Le directeur d’enquête a résumé la thèse présentée aux jurés: « Ce soir-là, il avait la motivation, un mobile et aussi l’opportunité ». La cour a aussi retenu le déplacement nocturne probable de la voiture de l’infirmière et le fait que ses affaires personnelles comme ses deux enfants étaient restés dans la maison. La défense avait dénoncé une enquête orientée et l’absence de preuve matérielle directe.
En juillet 2026, des aveux consignés dans une lettre
Après avoir contesté toute implication pendant plus de cinq ans, Cédric Jubillar a reconnu dans un courrier adressé à son avocat avoir tué son épouse. La Dépêche du Midi a révélé l’existence de cette lettre manuscrite le 6 juillet 2026. Ce changement de position intervient après sa condamnation en première instance et à quelques mois de la date initialement retenue pour son appel.

Les circonstances précises de la mort ne figureraient pas dans les éléments rendus publics. Cédric Jubillar les réserverait aux magistrats et se dirait prêt à collaborer avec la justice, notamment en indiquant où se trouve le corps de Delphine. En l’absence de communication judiciaire détaillée sur le contenu de ses déclarations, ces modalités doivent encore être confirmées au cours de la procédure.

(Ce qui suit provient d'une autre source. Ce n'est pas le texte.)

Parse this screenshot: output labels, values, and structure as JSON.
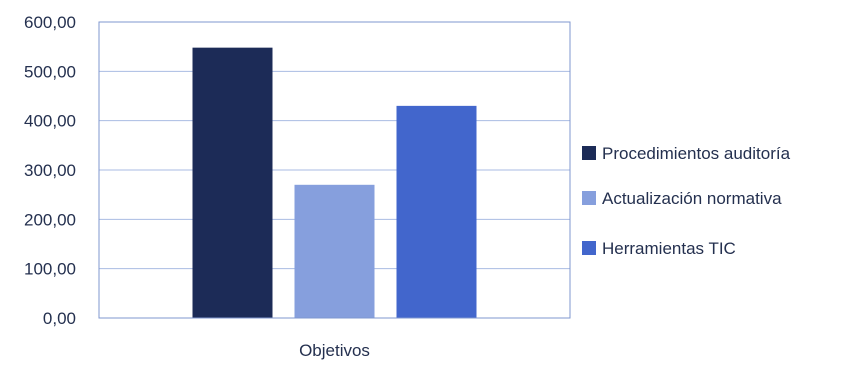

Ces aveux obligent désormais son avocat pénaliste à préparer une stratégie différente de celle défendue au premier procès, centrée sur l’insuffisance des preuves et la contestation de l’enquête. Ils pourraient aussi conduire les magistrats à ordonner de nouvelles investigations, si Cédric Jubillar fournit des indications vérifiables sur le lieu où le corps aurait été dissimulé ou sur le déroulement de la nuit.

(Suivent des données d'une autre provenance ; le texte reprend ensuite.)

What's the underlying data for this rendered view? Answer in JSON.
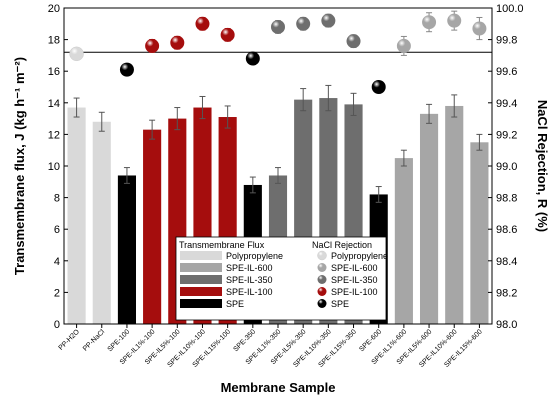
{
  "chart_data": {
    "type": "bar",
    "xlabel": "Membrane Sample",
    "ylabel_left": "Transmembrane flux, J (kg h⁻¹ m⁻²)",
    "ylabel_right": "NaCl Rejection, R (%)",
    "ylim_left": [
      0,
      20
    ],
    "ylim_right": [
      98.0,
      100.0
    ],
    "yticks_left": [
      "0",
      "2",
      "4",
      "6",
      "8",
      "10",
      "12",
      "14",
      "16",
      "18",
      "20"
    ],
    "yticks_right": [
      "98.0",
      "98.2",
      "98.4",
      "98.6",
      "98.8",
      "99.0",
      "99.2",
      "99.4",
      "99.6",
      "99.8",
      "100.0"
    ],
    "reference_line_rejection": 99.72,
    "categories": [
      "PP-H2O",
      "PP-NaCl",
      "SPE-100",
      "SPE-IL1%-100",
      "SPE-IL5%-100",
      "SPE-IL10%-100",
      "SPE-IL15%-100",
      "SPE-350",
      "SPE-IL1%-350",
      "SPE-IL5%-350",
      "SPE-IL10%-350",
      "SPE-IL15%-350",
      "SPE-600",
      "SPE-IL1%-600",
      "SPE-IL5%-600",
      "SPE-IL10%-600",
      "SPE-IL15%-600"
    ],
    "flux": [
      13.7,
      12.8,
      9.4,
      12.3,
      13.0,
      13.7,
      13.1,
      8.8,
      9.4,
      14.2,
      14.3,
      13.9,
      8.2,
      10.5,
      13.3,
      13.8,
      11.5
    ],
    "flux_err": [
      0.6,
      0.6,
      0.5,
      0.6,
      0.7,
      0.7,
      0.7,
      0.5,
      0.5,
      0.7,
      0.8,
      0.7,
      0.5,
      0.5,
      0.6,
      0.7,
      0.5
    ],
    "rejection": [
      99.71,
      null,
      99.61,
      99.76,
      99.78,
      99.9,
      99.83,
      99.68,
      99.88,
      99.9,
      99.92,
      99.79,
      99.5,
      99.76,
      99.91,
      99.92,
      99.87
    ],
    "rejection_err": [
      0.0,
      null,
      0.0,
      0.04,
      0.04,
      0.04,
      0.04,
      0.0,
      0.04,
      0.04,
      0.04,
      0.04,
      0.0,
      0.06,
      0.06,
      0.06,
      0.07
    ],
    "bar_groups": [
      "pp",
      "pp",
      "spe",
      "il100",
      "il100",
      "il100",
      "il100",
      "spe",
      "il350",
      "il350",
      "il350",
      "il350",
      "spe",
      "il600",
      "il600",
      "il600",
      "il600"
    ],
    "legend_flux_title": "Transmembrane Flux",
    "legend_rejection_title": "NaCl Rejection",
    "legend_entries": [
      {
        "label": "Polypropylene",
        "group": "pp"
      },
      {
        "label": "SPE-IL-600",
        "group": "il600"
      },
      {
        "label": "SPE-IL-350",
        "group": "il350"
      },
      {
        "label": "SPE-IL-100",
        "group": "il100"
      },
      {
        "label": "SPE",
        "group": "spe"
      }
    ],
    "colors": {
      "pp": "#d9d9d9",
      "il600": "#a6a6a6",
      "il350": "#6e6e6e",
      "il100": "#a50d0d",
      "spe": "#000000"
    },
    "legend_placement": "bottom-center",
    "grid": false
  }
}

Le procès en appel avait été annoncé à partir du 21 septembre 2026 devant la cour d’assises de la Haute-Garonne, mais les nouveaux aveux pourraient modifier son calendrier et son organisation. Les magistrats doivent encore entendre Cédric Jubillar sur les circonstances précises de la mort et vérifier les informations qu’il affirme pouvoir fournir. La localisation du corps, la possibilité de nouvelles recherches et la peine qui sera demandée en appel restent les principales questions ouvertes.